Alors qu'il s'était présenté devant les élus pour commenter son rapport annuel, le vérificateur général de Montréal, Jacques Bergeron, a plutôt fait face hier à un barrage de questions sur sa propre intégrité de la part de membres du parti du maire Gérald Tremblay.



Question après question, les élus d'Union Montréal, le parti majoritaire, ont interrogé M. Bergeron sur l'enquête dont il est l'objet et sur le caractère houleux de ses rapports avec l'administration Tremblay. À tel point que la chef de Vision Montréal, Louise Harel, a accusé le parti du maire de «transformer le conseil en tribunal».

«Vous avez passé six mois assez difficiles, a ainsi lancé au vérificateur général le conseiller Lionel Perez. Vous avez fait l'objet d'une enquête du contrôleur général, il y a eu intrusion dans vos courriels. N'est-il pas raisonnable de dire que monsieur et madame Tout-le-Monde pourraient avoir des raisons de croire que vous êtes en conflit d'intérêts avec la Ville?»

Pas de conflit d'intérêts

M. Perez et certains de ses collègues ont aussi demandé au vérificateur d'expliquer pourquoi il avait consacré 24 pages de son rapport à «l'espionnage» de ses courriels par la Ville. La Presse a révélé en février que le contrôleur général, Pierre Reid, avait ouvert les courriels du vérificateur. M. Reid a quitté ses fonctions lorsqu'on a appris que ses services avaient également lu les courriels du président du conseil, Claude Dauphin.

«Je ne suis pas en conflit d'intérêts avec la Ville, a répondu Jacques Bergeron. Je suis là pour protéger la Ville, les élus et la population. Je suis attaqué et je cherche à me défendre.»

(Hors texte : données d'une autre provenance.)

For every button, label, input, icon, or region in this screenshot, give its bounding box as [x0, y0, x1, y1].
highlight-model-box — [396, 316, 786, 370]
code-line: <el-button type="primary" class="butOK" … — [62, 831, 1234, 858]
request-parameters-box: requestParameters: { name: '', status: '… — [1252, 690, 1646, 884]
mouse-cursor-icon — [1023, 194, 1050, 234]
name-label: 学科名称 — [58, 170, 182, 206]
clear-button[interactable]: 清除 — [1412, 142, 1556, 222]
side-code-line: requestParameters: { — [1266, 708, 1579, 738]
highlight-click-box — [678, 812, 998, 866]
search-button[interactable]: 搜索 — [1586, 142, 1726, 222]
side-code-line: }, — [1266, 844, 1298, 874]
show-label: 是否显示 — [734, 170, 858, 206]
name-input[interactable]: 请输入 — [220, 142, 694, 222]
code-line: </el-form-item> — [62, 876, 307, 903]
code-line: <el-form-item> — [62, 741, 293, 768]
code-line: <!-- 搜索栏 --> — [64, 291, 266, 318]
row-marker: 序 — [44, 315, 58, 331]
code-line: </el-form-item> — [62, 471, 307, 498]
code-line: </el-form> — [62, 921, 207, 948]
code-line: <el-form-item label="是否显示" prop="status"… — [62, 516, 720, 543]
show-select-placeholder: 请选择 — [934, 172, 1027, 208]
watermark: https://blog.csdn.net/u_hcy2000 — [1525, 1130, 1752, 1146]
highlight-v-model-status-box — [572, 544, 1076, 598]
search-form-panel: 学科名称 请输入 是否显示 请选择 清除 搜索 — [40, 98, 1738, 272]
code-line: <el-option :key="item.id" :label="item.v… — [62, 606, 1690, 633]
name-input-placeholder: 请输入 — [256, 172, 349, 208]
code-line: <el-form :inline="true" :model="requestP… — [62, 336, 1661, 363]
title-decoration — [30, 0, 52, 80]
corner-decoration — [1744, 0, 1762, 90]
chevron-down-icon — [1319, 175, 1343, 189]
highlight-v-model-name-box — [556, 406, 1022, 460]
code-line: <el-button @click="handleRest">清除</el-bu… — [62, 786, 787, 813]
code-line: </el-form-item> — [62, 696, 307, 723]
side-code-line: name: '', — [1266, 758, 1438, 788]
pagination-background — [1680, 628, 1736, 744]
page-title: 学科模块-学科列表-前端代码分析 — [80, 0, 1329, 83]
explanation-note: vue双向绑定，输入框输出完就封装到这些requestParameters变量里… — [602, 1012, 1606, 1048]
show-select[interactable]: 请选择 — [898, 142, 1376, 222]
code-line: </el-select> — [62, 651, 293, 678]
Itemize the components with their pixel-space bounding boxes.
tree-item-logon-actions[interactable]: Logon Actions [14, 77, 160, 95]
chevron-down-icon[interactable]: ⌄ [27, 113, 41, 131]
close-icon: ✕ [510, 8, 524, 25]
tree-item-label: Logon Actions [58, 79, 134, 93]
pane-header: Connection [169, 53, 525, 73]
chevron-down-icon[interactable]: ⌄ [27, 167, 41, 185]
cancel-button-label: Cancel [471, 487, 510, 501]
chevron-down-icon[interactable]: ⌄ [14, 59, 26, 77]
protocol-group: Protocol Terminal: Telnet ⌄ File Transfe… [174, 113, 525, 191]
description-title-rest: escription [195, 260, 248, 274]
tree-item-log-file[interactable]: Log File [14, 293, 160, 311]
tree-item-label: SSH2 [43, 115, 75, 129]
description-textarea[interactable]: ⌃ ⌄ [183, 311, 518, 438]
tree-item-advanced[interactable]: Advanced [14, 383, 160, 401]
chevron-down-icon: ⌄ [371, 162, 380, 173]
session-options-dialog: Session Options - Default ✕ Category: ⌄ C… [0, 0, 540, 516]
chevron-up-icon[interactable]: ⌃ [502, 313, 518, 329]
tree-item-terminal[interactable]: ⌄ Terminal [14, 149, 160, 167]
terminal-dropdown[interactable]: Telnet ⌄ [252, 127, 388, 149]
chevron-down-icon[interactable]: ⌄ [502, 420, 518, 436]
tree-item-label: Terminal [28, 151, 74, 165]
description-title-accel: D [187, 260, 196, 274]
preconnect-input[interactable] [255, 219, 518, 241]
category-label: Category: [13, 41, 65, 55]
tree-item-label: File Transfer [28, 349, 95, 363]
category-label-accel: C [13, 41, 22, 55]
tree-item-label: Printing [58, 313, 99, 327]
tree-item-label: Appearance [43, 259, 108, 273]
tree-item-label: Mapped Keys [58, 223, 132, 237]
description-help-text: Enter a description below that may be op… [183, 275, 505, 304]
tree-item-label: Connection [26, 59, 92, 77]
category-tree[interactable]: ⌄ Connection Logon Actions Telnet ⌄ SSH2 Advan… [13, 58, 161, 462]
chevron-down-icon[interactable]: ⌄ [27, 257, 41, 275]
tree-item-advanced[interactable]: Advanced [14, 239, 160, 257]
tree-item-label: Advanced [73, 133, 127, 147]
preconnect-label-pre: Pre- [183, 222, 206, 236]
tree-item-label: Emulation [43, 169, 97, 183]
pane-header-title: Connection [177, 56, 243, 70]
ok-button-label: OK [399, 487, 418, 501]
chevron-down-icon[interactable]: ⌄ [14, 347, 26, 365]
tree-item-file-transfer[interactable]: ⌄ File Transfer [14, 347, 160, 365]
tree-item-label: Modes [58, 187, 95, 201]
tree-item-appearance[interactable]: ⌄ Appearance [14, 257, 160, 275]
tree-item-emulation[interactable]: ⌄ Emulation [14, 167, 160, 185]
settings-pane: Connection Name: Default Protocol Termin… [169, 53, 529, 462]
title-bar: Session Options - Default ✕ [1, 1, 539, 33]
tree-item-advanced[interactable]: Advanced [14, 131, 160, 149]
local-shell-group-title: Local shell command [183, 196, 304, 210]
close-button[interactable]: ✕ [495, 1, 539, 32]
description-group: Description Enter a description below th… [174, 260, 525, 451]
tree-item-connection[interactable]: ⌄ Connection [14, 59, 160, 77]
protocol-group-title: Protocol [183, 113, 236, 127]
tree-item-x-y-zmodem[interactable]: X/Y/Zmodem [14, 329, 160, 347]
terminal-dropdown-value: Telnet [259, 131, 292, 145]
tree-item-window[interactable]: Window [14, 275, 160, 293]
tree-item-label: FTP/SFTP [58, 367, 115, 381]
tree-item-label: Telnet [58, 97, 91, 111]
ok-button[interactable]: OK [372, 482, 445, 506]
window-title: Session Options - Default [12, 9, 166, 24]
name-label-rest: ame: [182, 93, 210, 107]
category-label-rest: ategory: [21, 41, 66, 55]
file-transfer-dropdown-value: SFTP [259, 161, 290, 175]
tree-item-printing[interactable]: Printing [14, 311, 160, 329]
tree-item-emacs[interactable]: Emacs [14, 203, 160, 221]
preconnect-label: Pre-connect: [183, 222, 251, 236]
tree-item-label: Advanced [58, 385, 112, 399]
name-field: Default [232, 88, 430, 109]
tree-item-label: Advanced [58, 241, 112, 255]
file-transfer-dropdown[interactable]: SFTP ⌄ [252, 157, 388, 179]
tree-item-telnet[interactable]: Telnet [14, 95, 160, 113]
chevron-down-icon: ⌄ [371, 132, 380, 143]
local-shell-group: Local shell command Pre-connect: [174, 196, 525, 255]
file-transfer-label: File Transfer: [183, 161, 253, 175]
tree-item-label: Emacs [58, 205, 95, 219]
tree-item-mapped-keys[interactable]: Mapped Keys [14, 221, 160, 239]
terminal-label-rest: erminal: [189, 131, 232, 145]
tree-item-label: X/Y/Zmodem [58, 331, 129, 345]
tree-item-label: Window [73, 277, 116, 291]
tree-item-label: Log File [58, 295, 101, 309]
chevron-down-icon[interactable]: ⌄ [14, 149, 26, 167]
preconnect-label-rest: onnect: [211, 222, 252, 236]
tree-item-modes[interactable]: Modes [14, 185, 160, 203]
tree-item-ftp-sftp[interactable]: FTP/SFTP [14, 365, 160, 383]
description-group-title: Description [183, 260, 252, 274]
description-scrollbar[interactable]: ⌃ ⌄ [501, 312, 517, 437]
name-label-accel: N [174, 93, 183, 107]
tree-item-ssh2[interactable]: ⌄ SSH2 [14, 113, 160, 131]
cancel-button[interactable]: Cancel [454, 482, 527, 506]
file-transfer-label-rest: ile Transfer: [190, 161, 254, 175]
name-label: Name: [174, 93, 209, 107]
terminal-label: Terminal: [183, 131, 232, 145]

La Ville a expliqué en février que des allégations concernant le vérificateur avaient justifié les intrusions dans sa boîte de courriel. M. Bergeron est notamment soupçonné d'avoir offert des contrats de traduction à sa belle-soeur. Hier, le leader d'Union Montréal, Marvin Rotrand, lui a même demandé qui avait assuré la traduction de son rapport. «Je réponds au contenu du rapport remis hier, pas à d'autres questions», a rétorqué le vérificateur.

La dernière fois que le vérificateur général s'était présenté devant le conseil, c'était en juin 2010, peu de temps après la remise de son rapport annuel. En février dernier, il avait refusé une invitation du maire à se présenter devant le conseil. Gérald Tremblay voulait alors que Jacques Bergeron s'explique sur une série d'allégations d'irrégularités qui le visaient.

Mandat trop large

Le vérificateur général a remis cela hier, alors que le parti du maire lui a ordonné de venir s'expliquer sur son rapport préliminaire concernant le service BIXI. M. Bergeron avait déjà annoncé en matinée qu'il ne se présenterait pas à cette convocation parce que certaines données étaient «en cours de validation». À 14h, il a plutôt rencontré les journalistes dans un édifice voisin pour leur présenter son rapport annuel. Il a refusant de revenir sur les circonstances de l'espionnage de ses courriels, mais il a longuement expliqué son différend avec la firme de vérificateurs externes Samson Bélair Deloitte&Touche. Celle-ci a remis un rapport de vérification des comptes du vérificateur général «avec réserve» parce qu'elle n'a pas eu accès aux contrats, notamment le fameux contrat de traduction obtenu par la belle-soeur de M. Bergeron. Celui-ci estime que les vérificateurs externes ont dépassé leur mandat, qui consiste selon la loi à vérifier les comptes du vérificateur général.

«Pour la reddition de comptes, je n'ai aucun problème à ce qu'une instance appropriée, comme le ministère des Affaires municipales, enquête, a expliqué le vérificateur général. C'est la première fois que le vérificateur externe élargit son mandat. Sa fonction est de vérifier les comptes, nous avons deux avis juridiques qui le confirment.»